This trilogy would present a bleak picture of a woman’s lot in a world of parental, male, and Church repression were it not for O’Brien’s increasingly successful experiments with technique and style; in these, she followed James Joyce, whom she greatly admired. Her saving grace was ironic humor. O’Brien supplied tangible, sensory details and variations in perspective. Her prodigious recall was a feature remarked upon by her critics, including Philip Roth, who wrote a preface to her short-story anthology A Fanatic Heart (1985). Her early trilogy presents in microcosm all the themes of her subsequent work: loneliness, the longing for escape and adventure (often sexual), the repression of the Church, strangling family ties (the brutal father, the martyrlike mother), and the courageous hope with which life must be lived.

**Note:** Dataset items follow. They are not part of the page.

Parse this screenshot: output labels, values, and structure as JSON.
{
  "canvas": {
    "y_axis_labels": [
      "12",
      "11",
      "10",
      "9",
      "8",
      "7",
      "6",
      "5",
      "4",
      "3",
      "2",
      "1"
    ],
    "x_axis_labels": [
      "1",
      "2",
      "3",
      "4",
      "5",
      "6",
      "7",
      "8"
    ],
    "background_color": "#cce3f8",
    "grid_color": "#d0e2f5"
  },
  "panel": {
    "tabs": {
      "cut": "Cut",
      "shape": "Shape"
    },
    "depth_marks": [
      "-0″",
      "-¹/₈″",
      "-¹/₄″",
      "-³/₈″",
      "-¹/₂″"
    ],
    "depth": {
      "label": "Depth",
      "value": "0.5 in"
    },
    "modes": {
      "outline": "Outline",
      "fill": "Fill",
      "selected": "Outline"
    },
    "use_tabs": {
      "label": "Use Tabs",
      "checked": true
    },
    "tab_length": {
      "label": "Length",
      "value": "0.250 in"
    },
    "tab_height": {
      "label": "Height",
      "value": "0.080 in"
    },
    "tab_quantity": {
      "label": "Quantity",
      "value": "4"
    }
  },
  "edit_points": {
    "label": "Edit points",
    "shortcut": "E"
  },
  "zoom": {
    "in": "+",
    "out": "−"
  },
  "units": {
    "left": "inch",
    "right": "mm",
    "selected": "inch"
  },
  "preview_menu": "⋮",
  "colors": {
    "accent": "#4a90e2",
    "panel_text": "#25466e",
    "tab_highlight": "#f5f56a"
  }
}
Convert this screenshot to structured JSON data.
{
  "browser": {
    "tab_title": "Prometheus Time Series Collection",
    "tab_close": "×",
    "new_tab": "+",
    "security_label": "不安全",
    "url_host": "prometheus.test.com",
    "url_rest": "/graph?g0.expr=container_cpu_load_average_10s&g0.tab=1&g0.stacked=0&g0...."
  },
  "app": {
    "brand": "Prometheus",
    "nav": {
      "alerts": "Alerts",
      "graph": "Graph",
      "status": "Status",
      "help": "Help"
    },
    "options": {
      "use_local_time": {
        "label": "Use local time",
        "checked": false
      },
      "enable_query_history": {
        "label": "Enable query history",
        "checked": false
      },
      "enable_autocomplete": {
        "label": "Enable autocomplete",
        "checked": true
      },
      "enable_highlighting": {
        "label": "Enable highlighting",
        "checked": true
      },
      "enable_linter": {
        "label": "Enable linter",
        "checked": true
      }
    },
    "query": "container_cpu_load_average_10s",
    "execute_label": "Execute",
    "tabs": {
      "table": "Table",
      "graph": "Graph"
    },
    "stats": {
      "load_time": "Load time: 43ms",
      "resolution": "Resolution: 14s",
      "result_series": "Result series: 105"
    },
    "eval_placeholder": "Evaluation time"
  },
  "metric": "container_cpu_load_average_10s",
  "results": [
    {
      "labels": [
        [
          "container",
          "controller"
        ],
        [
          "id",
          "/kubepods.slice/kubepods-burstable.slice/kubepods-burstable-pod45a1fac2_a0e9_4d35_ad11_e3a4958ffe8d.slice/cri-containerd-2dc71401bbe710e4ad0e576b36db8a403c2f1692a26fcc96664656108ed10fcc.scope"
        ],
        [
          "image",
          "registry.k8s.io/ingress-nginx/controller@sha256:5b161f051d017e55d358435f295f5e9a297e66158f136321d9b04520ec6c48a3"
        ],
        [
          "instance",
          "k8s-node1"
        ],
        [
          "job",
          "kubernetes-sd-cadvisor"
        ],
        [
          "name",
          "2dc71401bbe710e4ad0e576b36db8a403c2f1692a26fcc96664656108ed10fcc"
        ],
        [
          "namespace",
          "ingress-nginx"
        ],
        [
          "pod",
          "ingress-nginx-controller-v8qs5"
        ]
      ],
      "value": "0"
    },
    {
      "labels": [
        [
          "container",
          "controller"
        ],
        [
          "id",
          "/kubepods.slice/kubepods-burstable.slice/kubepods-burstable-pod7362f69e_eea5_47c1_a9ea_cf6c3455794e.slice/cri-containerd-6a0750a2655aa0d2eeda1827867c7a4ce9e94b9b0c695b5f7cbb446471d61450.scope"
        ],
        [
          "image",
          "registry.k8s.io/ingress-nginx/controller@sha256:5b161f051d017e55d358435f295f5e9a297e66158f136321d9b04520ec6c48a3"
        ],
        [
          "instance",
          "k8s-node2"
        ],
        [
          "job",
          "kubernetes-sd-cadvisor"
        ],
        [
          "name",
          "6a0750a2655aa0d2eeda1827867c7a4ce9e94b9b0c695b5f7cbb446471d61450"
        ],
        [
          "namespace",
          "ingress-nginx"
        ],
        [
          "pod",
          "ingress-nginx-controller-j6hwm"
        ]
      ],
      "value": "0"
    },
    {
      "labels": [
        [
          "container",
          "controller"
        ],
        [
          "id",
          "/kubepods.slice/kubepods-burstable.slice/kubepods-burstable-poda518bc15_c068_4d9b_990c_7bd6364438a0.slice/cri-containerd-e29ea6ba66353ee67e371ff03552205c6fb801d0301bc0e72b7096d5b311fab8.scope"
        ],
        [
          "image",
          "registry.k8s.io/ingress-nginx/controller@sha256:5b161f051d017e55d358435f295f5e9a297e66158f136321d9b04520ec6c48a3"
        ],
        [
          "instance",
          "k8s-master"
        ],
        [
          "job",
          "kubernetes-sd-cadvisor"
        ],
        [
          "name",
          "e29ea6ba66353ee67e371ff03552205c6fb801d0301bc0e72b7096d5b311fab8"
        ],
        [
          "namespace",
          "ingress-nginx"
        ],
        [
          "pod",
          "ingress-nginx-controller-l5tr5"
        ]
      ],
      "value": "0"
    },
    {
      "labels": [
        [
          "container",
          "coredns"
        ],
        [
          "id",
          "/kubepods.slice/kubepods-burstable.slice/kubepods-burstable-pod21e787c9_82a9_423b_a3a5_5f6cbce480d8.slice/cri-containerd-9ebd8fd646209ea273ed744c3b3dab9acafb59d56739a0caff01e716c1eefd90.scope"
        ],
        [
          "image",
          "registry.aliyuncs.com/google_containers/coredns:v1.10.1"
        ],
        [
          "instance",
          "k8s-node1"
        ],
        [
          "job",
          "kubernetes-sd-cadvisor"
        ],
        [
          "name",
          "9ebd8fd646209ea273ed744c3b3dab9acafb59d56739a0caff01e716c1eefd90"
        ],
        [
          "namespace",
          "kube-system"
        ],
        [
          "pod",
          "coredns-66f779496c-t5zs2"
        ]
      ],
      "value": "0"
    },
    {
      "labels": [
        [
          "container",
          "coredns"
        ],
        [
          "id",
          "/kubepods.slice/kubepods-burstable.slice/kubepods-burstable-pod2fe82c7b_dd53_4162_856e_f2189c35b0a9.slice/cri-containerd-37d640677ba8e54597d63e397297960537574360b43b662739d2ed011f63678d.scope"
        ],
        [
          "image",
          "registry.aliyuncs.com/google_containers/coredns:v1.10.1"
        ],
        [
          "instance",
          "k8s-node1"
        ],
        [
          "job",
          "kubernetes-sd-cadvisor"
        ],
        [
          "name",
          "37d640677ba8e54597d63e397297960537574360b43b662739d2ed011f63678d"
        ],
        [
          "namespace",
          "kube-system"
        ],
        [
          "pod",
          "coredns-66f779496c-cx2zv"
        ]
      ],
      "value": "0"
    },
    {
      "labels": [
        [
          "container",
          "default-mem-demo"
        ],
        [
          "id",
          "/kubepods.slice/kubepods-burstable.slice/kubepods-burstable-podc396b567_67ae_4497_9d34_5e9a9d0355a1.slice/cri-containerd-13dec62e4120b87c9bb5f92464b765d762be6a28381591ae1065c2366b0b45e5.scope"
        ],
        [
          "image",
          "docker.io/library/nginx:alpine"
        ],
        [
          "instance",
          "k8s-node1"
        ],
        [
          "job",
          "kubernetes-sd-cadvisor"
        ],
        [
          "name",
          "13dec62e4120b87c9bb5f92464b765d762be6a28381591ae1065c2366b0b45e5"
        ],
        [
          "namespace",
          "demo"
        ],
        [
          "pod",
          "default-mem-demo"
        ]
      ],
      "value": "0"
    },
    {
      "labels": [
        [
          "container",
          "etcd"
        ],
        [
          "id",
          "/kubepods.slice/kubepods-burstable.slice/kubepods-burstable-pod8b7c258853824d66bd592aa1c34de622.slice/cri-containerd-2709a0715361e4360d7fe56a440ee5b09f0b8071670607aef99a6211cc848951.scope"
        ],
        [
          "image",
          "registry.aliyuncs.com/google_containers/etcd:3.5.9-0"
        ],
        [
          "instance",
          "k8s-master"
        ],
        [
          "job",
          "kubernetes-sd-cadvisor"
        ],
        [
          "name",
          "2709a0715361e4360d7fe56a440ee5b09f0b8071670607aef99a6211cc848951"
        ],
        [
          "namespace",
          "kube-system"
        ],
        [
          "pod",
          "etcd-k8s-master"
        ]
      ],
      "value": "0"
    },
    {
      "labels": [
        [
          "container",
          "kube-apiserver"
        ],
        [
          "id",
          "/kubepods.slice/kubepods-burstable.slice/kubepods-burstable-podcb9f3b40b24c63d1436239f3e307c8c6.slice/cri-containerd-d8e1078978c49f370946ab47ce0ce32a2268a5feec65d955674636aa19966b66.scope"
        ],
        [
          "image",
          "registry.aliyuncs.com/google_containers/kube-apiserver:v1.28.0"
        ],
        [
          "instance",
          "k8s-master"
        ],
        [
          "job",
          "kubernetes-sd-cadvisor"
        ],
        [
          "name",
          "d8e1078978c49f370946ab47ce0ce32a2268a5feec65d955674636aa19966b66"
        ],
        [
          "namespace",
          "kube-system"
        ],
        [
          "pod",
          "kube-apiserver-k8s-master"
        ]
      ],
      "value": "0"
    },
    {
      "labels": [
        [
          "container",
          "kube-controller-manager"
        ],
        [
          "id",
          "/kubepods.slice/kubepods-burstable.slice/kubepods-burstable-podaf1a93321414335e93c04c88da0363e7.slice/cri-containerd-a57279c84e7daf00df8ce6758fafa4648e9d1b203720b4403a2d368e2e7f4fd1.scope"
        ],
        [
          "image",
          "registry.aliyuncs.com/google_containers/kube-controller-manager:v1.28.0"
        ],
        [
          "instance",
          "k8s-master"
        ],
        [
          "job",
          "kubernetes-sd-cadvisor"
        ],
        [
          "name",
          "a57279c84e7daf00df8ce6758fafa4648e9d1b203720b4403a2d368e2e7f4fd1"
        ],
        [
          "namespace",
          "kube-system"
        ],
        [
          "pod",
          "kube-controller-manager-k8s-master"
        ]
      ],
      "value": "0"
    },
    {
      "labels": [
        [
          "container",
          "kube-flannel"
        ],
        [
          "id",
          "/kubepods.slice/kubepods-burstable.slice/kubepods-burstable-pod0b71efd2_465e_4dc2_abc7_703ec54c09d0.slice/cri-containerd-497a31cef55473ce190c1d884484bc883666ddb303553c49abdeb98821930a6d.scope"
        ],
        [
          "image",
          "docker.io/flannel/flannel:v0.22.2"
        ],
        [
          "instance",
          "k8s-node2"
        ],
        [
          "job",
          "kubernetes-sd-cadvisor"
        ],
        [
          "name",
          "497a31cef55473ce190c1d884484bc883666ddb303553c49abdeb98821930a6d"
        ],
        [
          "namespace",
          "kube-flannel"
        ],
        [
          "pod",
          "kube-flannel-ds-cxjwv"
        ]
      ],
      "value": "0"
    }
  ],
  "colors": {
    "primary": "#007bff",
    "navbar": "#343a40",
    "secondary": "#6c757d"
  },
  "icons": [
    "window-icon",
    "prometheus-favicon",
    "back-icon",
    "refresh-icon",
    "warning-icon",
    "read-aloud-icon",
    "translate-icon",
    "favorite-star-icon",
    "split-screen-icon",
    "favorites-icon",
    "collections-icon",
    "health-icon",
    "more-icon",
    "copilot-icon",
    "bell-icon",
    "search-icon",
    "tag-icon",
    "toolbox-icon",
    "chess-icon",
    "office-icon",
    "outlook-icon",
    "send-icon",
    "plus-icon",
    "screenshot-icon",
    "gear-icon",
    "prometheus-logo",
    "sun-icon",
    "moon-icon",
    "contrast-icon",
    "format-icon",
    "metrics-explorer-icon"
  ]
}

Night (1972) is O’Brien’s most Joycean novel. Here, the Cait figure is abandoned, and the Baba figure (Mary) is given full rein. Beginning with the first paragraph, the unconciliatory tone of her monologue is established. “I am a woman,” Mary affirms, and she proceeds to weave together the threads of her (and O’Brien’s) story. An outsider, merely house-sitting in London, she reviews her pilgrimage to “the higher shores of love.” The details are familiar: the vicious father, the ignorant peasantry, the cold husband, the love for children (particularly maternal love for a son).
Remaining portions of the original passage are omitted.